E eu sei que esse é um convite desafiador. Nos últimos anos, o desmonte do Estado, a crise institucional e administrativa do país só tornaram a vida ainda mais difícil – e cara. Viver, ao invés de direito, hoje quase beira a um privilégio…

Um professor meu, muito ativista e engajado em movimentos sociais, uma vez disse em uma palestra que não dá pra sermos viscerais o tempo todo. Nós precisamos de um pouco de alienação para poder suportar a vida. E à luz desse aforismo, eu pergunto: você viu a lua ontem?
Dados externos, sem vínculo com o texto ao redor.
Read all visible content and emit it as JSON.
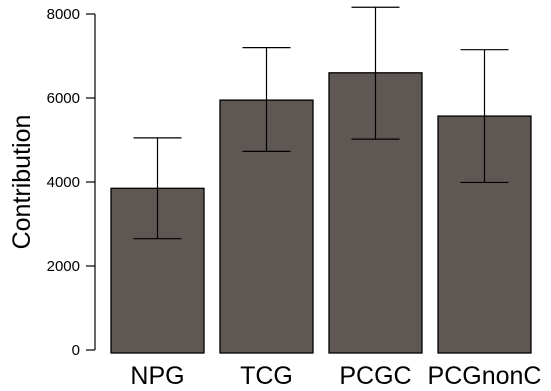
{
  "chart_data": {
    "type": "bar",
    "title": "",
    "xlabel": "",
    "ylabel": "Contribution",
    "ylim": [
      0,
      8000
    ],
    "yticks": [
      0,
      2000,
      4000,
      6000,
      8000
    ],
    "categories": [
      "NPG",
      "TCG",
      "PCGC",
      "PCGnonC"
    ],
    "values": [
      3850,
      5950,
      6600,
      5570
    ],
    "error_low": [
      2650,
      4730,
      5020,
      3990
    ],
    "error_high": [
      5050,
      7200,
      8160,
      7150
    ],
    "bar_color": "#5e5753",
    "bar_edge_color": "#000000",
    "grid": false,
    "legend": "none"
  }
}
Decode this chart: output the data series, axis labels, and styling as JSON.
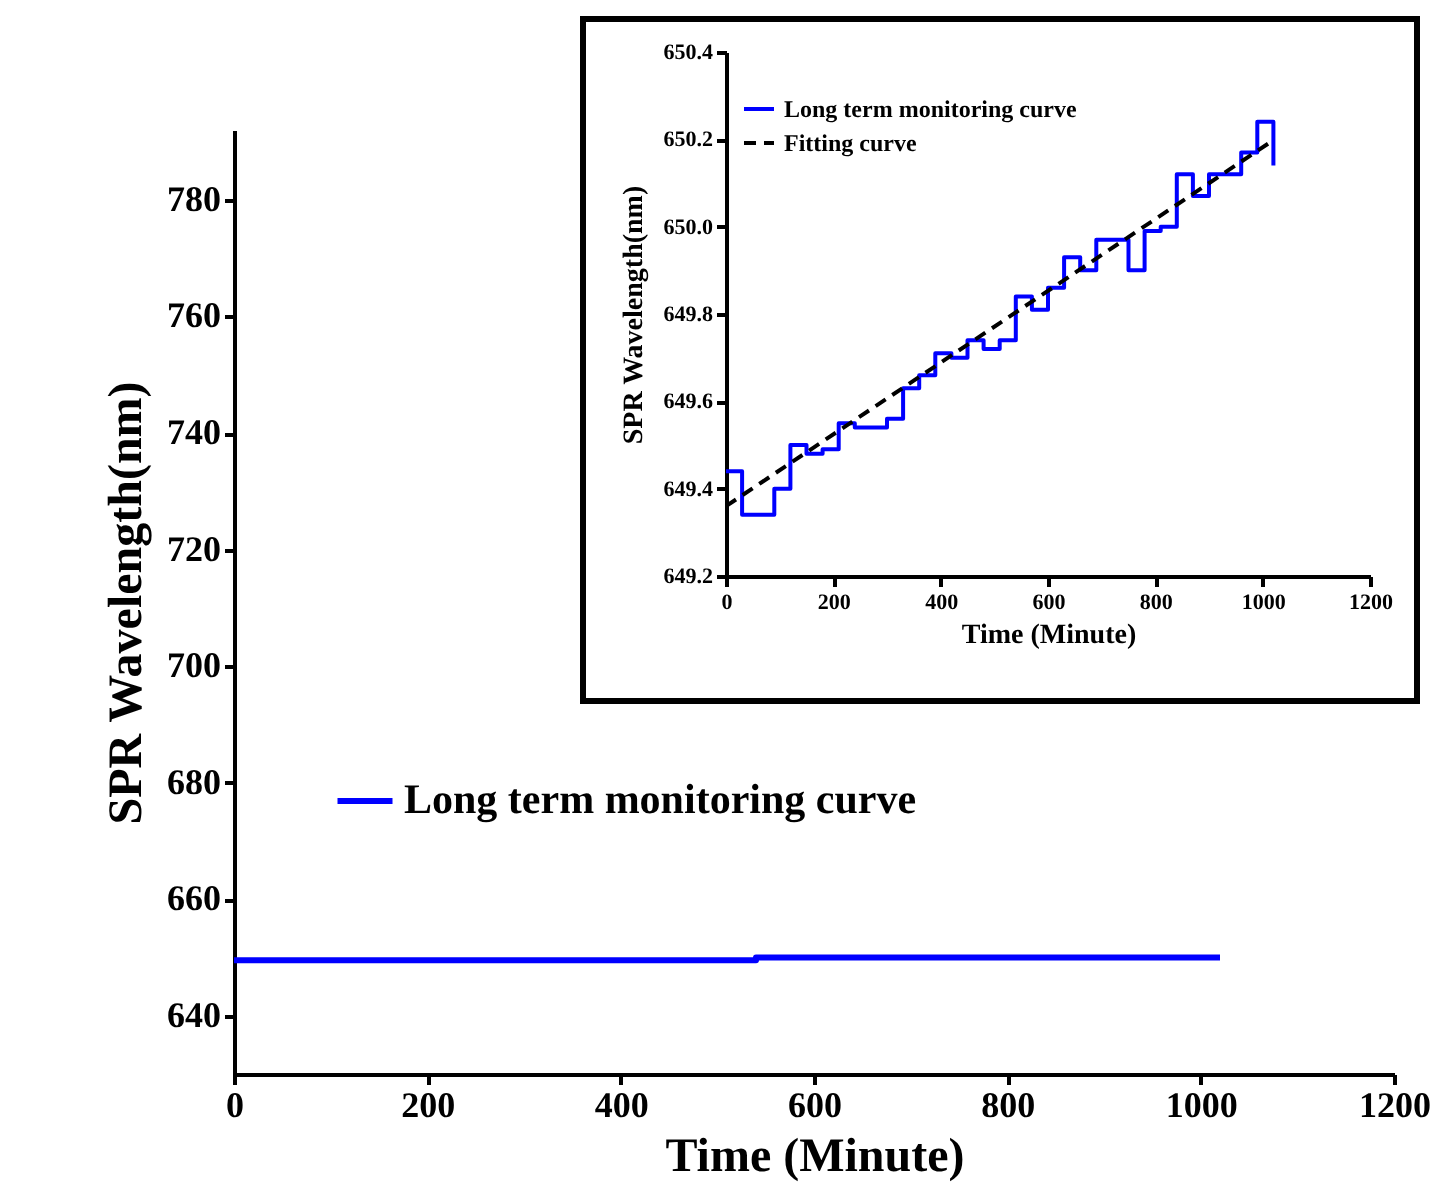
{
  "chart_data": [
    {
      "type": "step",
      "xlabel": "Time (Minute)",
      "ylabel": "SPR Wavelength(nm)",
      "xlim": [
        0,
        1200
      ],
      "ylim": [
        630,
        792
      ],
      "xticks": [
        0,
        200,
        400,
        600,
        800,
        1000,
        1200
      ],
      "yticks": [
        640,
        660,
        680,
        700,
        720,
        740,
        760,
        780
      ],
      "legend": "left",
      "grid": false,
      "series": [
        {
          "name": "Long term monitoring curve",
          "color": "#0000ff",
          "x": [
            0,
            540,
            1020
          ],
          "values": [
            649.5,
            650,
            650
          ]
        }
      ]
    },
    {
      "type": "step",
      "xlabel": "Time (Minute)",
      "ylabel": "SPR Wavelength(nm)",
      "xlim": [
        0,
        1200
      ],
      "ylim": [
        649.2,
        650.4
      ],
      "xticks": [
        0,
        200,
        400,
        600,
        800,
        1000,
        1200
      ],
      "yticks": [
        649.2,
        649.4,
        649.6,
        649.8,
        {
          "value": 650,
          "label": "650.0"
        },
        650.2,
        650.4
      ],
      "legend": "top left",
      "grid": false,
      "series": [
        {
          "name": "Long term monitoring curve",
          "color": "#0000ff",
          "x": [
            0,
            30,
            90,
            120,
            150,
            180,
            210,
            240,
            300,
            330,
            360,
            390,
            420,
            450,
            480,
            510,
            540,
            570,
            600,
            630,
            660,
            690,
            750,
            780,
            810,
            840,
            870,
            900,
            960,
            990,
            1020,
            1020
          ],
          "values": [
            649.44,
            649.34,
            649.4,
            649.5,
            649.48,
            649.49,
            649.55,
            649.54,
            649.56,
            649.63,
            649.66,
            649.71,
            649.7,
            649.74,
            649.72,
            649.74,
            649.84,
            649.81,
            649.86,
            649.93,
            649.9,
            649.97,
            649.9,
            649.99,
            650.0,
            650.12,
            650.07,
            650.12,
            650.17,
            650.24,
            650.24,
            650.14
          ]
        },
        {
          "name": "Fitting curve",
          "type": "line",
          "line_style": "dashed",
          "color": "#000000",
          "x": [
            0,
            1010
          ],
          "values": [
            649.36,
            650.19
          ]
        }
      ]
    }
  ]
}
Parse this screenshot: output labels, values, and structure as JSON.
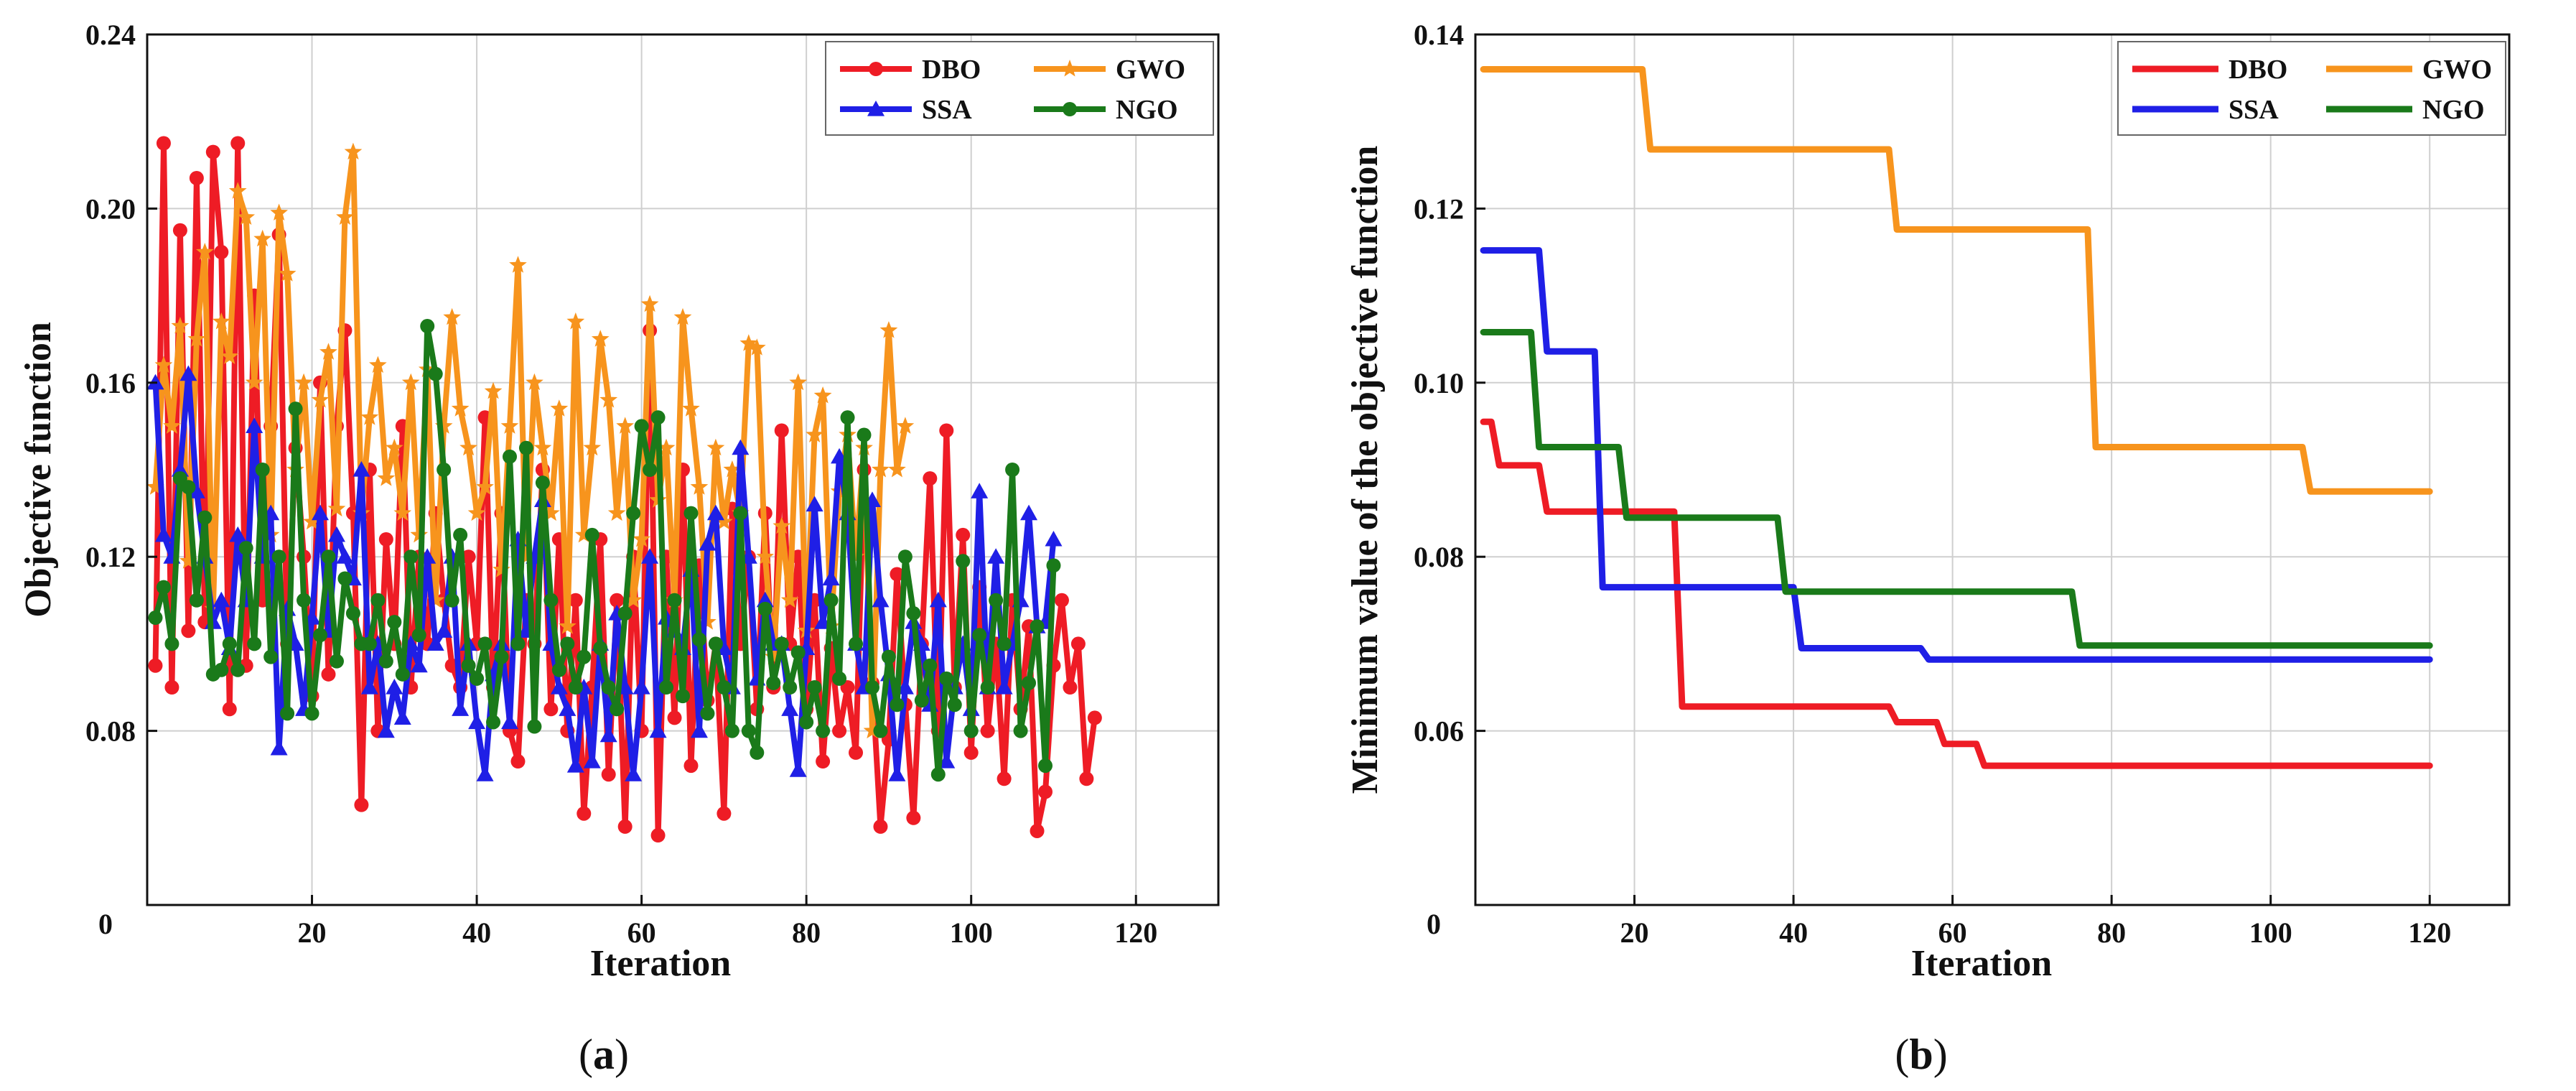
{
  "chart_data": [
    {
      "type": "line",
      "panel_label": "a",
      "panel_label_open": "(",
      "panel_label_close": ")",
      "xlabel": "Iteration",
      "ylabel": "Objective function",
      "xlim": [
        0,
        130
      ],
      "ylim": [
        0.04,
        0.24
      ],
      "x_ticks": [
        0,
        20,
        40,
        60,
        80,
        100,
        120
      ],
      "y_ticks": [
        0.08,
        0.12,
        0.16,
        0.2,
        0.24
      ],
      "y_tick_labels": [
        "0.08",
        "0.12",
        "0.16",
        "0.20",
        "0.24"
      ],
      "x_origin_label": "0",
      "grid": true,
      "legend_position": "top-right",
      "series": [
        {
          "name": "DBO",
          "color": "#ee1c25",
          "marker": "circle",
          "values": [
            0.095,
            0.215,
            0.09,
            0.195,
            0.103,
            0.207,
            0.105,
            0.213,
            0.19,
            0.085,
            0.215,
            0.095,
            0.18,
            0.11,
            0.15,
            0.194,
            0.1,
            0.145,
            0.12,
            0.088,
            0.16,
            0.093,
            0.15,
            0.172,
            0.13,
            0.063,
            0.14,
            0.08,
            0.124,
            0.1,
            0.15,
            0.09,
            0.12,
            0.1,
            0.13,
            0.11,
            0.095,
            0.09,
            0.12,
            0.1,
            0.152,
            0.09,
            0.13,
            0.08,
            0.073,
            0.11,
            0.1,
            0.14,
            0.085,
            0.124,
            0.08,
            0.11,
            0.061,
            0.09,
            0.124,
            0.07,
            0.11,
            0.058,
            0.12,
            0.08,
            0.172,
            0.056,
            0.12,
            0.083,
            0.14,
            0.072,
            0.118,
            0.087,
            0.1,
            0.061,
            0.131,
            0.1,
            0.12,
            0.085,
            0.13,
            0.09,
            0.149,
            0.1,
            0.12,
            0.085,
            0.11,
            0.073,
            0.099,
            0.08,
            0.09,
            0.075,
            0.14,
            0.091,
            0.058,
            0.078,
            0.116,
            0.086,
            0.06,
            0.1,
            0.138,
            0.08,
            0.149,
            0.09,
            0.125,
            0.075,
            0.113,
            0.08,
            0.1,
            0.069,
            0.11,
            0.085,
            0.104,
            0.057,
            0.066,
            0.095,
            0.11,
            0.09,
            0.1,
            0.069,
            0.083
          ]
        },
        {
          "name": "GWO",
          "color": "#f7941d",
          "marker": "star",
          "values": [
            0.136,
            0.164,
            0.15,
            0.173,
            0.119,
            0.17,
            0.19,
            0.108,
            0.174,
            0.166,
            0.204,
            0.198,
            0.16,
            0.193,
            0.125,
            0.199,
            0.185,
            0.14,
            0.16,
            0.128,
            0.156,
            0.167,
            0.131,
            0.198,
            0.213,
            0.13,
            0.152,
            0.164,
            0.138,
            0.145,
            0.13,
            0.16,
            0.125,
            0.163,
            0.11,
            0.15,
            0.175,
            0.154,
            0.145,
            0.13,
            0.136,
            0.158,
            0.117,
            0.15,
            0.187,
            0.12,
            0.16,
            0.145,
            0.13,
            0.154,
            0.104,
            0.174,
            0.125,
            0.145,
            0.17,
            0.156,
            0.13,
            0.15,
            0.11,
            0.124,
            0.178,
            0.133,
            0.145,
            0.11,
            0.175,
            0.154,
            0.136,
            0.105,
            0.145,
            0.128,
            0.14,
            0.13,
            0.169,
            0.168,
            0.12,
            0.097,
            0.127,
            0.11,
            0.16,
            0.103,
            0.148,
            0.157,
            0.104,
            0.135,
            0.148,
            0.12,
            0.145,
            0.08,
            0.14,
            0.172,
            0.14,
            0.15
          ]
        },
        {
          "name": "SSA",
          "color": "#1f1fe6",
          "marker": "triangle",
          "values": [
            0.16,
            0.125,
            0.12,
            0.14,
            0.162,
            0.135,
            0.12,
            0.105,
            0.11,
            0.099,
            0.125,
            0.11,
            0.15,
            0.12,
            0.13,
            0.076,
            0.108,
            0.1,
            0.085,
            0.106,
            0.13,
            0.103,
            0.125,
            0.12,
            0.115,
            0.14,
            0.09,
            0.1,
            0.08,
            0.09,
            0.083,
            0.1,
            0.095,
            0.12,
            0.1,
            0.103,
            0.12,
            0.085,
            0.1,
            0.082,
            0.07,
            0.093,
            0.1,
            0.082,
            0.124,
            0.103,
            0.12,
            0.133,
            0.1,
            0.09,
            0.085,
            0.072,
            0.09,
            0.073,
            0.1,
            0.079,
            0.107,
            0.09,
            0.07,
            0.09,
            0.12,
            0.08,
            0.106,
            0.103,
            0.099,
            0.117,
            0.08,
            0.123,
            0.13,
            0.099,
            0.09,
            0.145,
            0.12,
            0.092,
            0.11,
            0.1,
            0.1,
            0.085,
            0.071,
            0.099,
            0.132,
            0.105,
            0.115,
            0.143,
            0.13,
            0.1,
            0.09,
            0.133,
            0.11,
            0.093,
            0.07,
            0.09,
            0.105,
            0.1,
            0.086,
            0.11,
            0.073,
            0.09,
            0.1,
            0.085,
            0.135,
            0.09,
            0.12,
            0.09,
            0.1,
            0.11,
            0.13,
            0.104,
            0.105,
            0.124
          ]
        },
        {
          "name": "NGO",
          "color": "#1a7a1a",
          "marker": "circle",
          "values": [
            0.106,
            0.113,
            0.1,
            0.138,
            0.136,
            0.11,
            0.129,
            0.093,
            0.094,
            0.1,
            0.094,
            0.122,
            0.1,
            0.14,
            0.097,
            0.12,
            0.084,
            0.154,
            0.11,
            0.084,
            0.102,
            0.12,
            0.096,
            0.115,
            0.107,
            0.1,
            0.1,
            0.11,
            0.096,
            0.105,
            0.093,
            0.12,
            0.102,
            0.173,
            0.162,
            0.14,
            0.11,
            0.125,
            0.095,
            0.092,
            0.1,
            0.082,
            0.097,
            0.143,
            0.1,
            0.145,
            0.081,
            0.137,
            0.11,
            0.094,
            0.1,
            0.09,
            0.097,
            0.125,
            0.099,
            0.09,
            0.085,
            0.107,
            0.13,
            0.15,
            0.14,
            0.152,
            0.09,
            0.11,
            0.088,
            0.13,
            0.101,
            0.084,
            0.1,
            0.09,
            0.08,
            0.13,
            0.08,
            0.075,
            0.108,
            0.091,
            0.1,
            0.09,
            0.098,
            0.082,
            0.09,
            0.08,
            0.11,
            0.092,
            0.152,
            0.1,
            0.148,
            0.09,
            0.08,
            0.097,
            0.086,
            0.12,
            0.107,
            0.087,
            0.095,
            0.07,
            0.092,
            0.086,
            0.119,
            0.08,
            0.102,
            0.09,
            0.11,
            0.1,
            0.14,
            0.08,
            0.091,
            0.104,
            0.072,
            0.118
          ]
        }
      ]
    },
    {
      "type": "line",
      "panel_label": "b",
      "panel_label_open": "(",
      "panel_label_close": ")",
      "xlabel": "Iteration",
      "ylabel": "Minimum value of the objective function",
      "xlim": [
        0,
        130
      ],
      "ylim": [
        0.04,
        0.14
      ],
      "x_ticks": [
        20,
        40,
        60,
        80,
        100,
        120
      ],
      "y_ticks": [
        0.06,
        0.08,
        0.1,
        0.12,
        0.14
      ],
      "y_tick_labels": [
        "0.06",
        "0.08",
        "0.10",
        "0.12",
        "0.14"
      ],
      "x_origin_label": "0",
      "grid": true,
      "legend_position": "top-right",
      "series": [
        {
          "name": "DBO",
          "color": "#ee1c25",
          "x": [
            1,
            2,
            3,
            8,
            9,
            25,
            26,
            52,
            53,
            58,
            59,
            63,
            64,
            120
          ],
          "values": [
            0.0955,
            0.0955,
            0.0905,
            0.0905,
            0.0852,
            0.0852,
            0.0628,
            0.0628,
            0.061,
            0.061,
            0.0585,
            0.0585,
            0.056,
            0.056
          ]
        },
        {
          "name": "GWO",
          "color": "#f7941d",
          "x": [
            1,
            21,
            22,
            52,
            53,
            77,
            78,
            104,
            105,
            120
          ],
          "values": [
            0.136,
            0.136,
            0.1268,
            0.1268,
            0.1176,
            0.1176,
            0.0926,
            0.0926,
            0.0875,
            0.0875
          ]
        },
        {
          "name": "SSA",
          "color": "#1f1fe6",
          "x": [
            1,
            8,
            9,
            15,
            16,
            40,
            41,
            56,
            57,
            120
          ],
          "values": [
            0.1152,
            0.1152,
            0.1036,
            0.1036,
            0.0765,
            0.0765,
            0.0695,
            0.0695,
            0.0682,
            0.0682
          ]
        },
        {
          "name": "NGO",
          "color": "#1a7a1a",
          "x": [
            1,
            7,
            8,
            18,
            19,
            38,
            39,
            75,
            76,
            120
          ],
          "values": [
            0.1058,
            0.1058,
            0.0926,
            0.0926,
            0.0845,
            0.0845,
            0.076,
            0.076,
            0.0698,
            0.0698
          ]
        }
      ]
    }
  ]
}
Qual foi a última vez que você se sentou com alguém para falar apenas de coisas boas? Trocar histórias? Elogiar alguém? Lembra quando você assistia aos filmes da sessão da tarde, e tinha aquele pai (ou mãe) ausente? Lembra da promessa que você fez de nunca ser esse pai ou mãe? Você está cumprindo esse pacto que a sua versão-infantil fez há alguns anos?

Nosso trabalho é muito importante. Como tantos outros no país. Mas você não pode se esquecer – jamais – das pessoas que você ama. A vida acontece hoje! E é por causa dela que nós investimos tanta vida em bits e bytes. É por causa de um mundo melhor que nós compartilhamos conhecimento. E isso não pode ser TUDO na nossa vida. Apenas uma parte. Em busca de equilíbrio.

Me despeço parafraseando a “fonte ‘q’”: De que adianta automatizar o mundo inteiro e perder a nossa vida?